I don't think it's paranoid at all to think about the construction of your new home with defense in mind.
I liked my old house better for that purpose. It was smaller. All of the bedroom windows were up high and difficult to access. An intruder would have been more likely to enter through a livingroom or kitchen window or a door. My bedroom opened out into the living room, my kids' room to my left, and anything coming for either of us would have to come through the livingroom. I could lie down in my bed and see anyone coming for our room. God forbid, if I ever had to shoot an intruder my kids' bedroom was well out of the line of fire and I had a concrete wall for a backstop.
I have a split plan now and there is almost no way I could shoot from my bedroom without endangering my kids.
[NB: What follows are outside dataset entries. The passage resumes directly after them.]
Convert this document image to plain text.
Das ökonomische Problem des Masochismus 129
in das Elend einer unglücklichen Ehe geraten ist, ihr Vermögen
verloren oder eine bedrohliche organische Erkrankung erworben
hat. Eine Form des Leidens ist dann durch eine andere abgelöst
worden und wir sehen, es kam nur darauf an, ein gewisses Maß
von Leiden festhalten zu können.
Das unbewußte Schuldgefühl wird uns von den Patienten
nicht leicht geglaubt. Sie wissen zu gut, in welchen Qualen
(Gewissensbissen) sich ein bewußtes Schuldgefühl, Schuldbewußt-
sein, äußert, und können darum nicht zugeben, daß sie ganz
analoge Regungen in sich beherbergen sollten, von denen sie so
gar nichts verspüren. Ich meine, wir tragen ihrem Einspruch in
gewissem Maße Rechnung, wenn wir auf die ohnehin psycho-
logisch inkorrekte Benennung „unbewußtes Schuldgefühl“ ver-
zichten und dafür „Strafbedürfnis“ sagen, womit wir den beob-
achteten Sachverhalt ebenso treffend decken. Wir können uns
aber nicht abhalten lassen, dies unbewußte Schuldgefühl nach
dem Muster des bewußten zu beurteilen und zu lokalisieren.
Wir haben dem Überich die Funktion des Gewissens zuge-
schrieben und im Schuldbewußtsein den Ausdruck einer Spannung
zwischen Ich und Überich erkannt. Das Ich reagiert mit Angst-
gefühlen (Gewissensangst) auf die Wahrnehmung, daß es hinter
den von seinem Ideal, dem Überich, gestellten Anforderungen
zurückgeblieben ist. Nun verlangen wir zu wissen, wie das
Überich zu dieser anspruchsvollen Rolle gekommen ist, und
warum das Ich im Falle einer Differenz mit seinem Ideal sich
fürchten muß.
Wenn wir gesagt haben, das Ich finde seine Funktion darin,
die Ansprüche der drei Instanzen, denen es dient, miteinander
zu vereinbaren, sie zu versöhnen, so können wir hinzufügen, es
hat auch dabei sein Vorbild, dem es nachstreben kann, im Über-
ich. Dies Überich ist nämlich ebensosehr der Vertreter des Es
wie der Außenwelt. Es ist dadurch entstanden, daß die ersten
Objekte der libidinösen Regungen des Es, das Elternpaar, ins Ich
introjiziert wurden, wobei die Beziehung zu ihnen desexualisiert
Maybe into the kitchen, but not the rest of the house. The windows sit lower and though they're better for fire safety they're easy to crawl into. I can't see out into the front yard except through a peephole in the front door and I have no way to move laterally from the door in an emergency, except into the garage if I have the garage door open.
Someone suggested that you should also consider natural disasters when building. After weathering three hurricanes in my new (2004) home, I can attest that is good advice. First I am glad my home is block, with a hip roof. The roof didn't even let out a creak, even in the strongest part of the storm. No leaks either, except at the doors, and my front door didn't leak after I clamped it shut.
After living a few weeks without power there are a couple of things I might do differently. I'd have a gas stove, a gas water heater, and maybe even a propane generator. I do keep a portable generator big enough to run my well pump, refrigerator and lights. I keep a small A/C wall unit in my bedroom window, and my gas grill with a couple of extra cylinders, and three or four gas cans.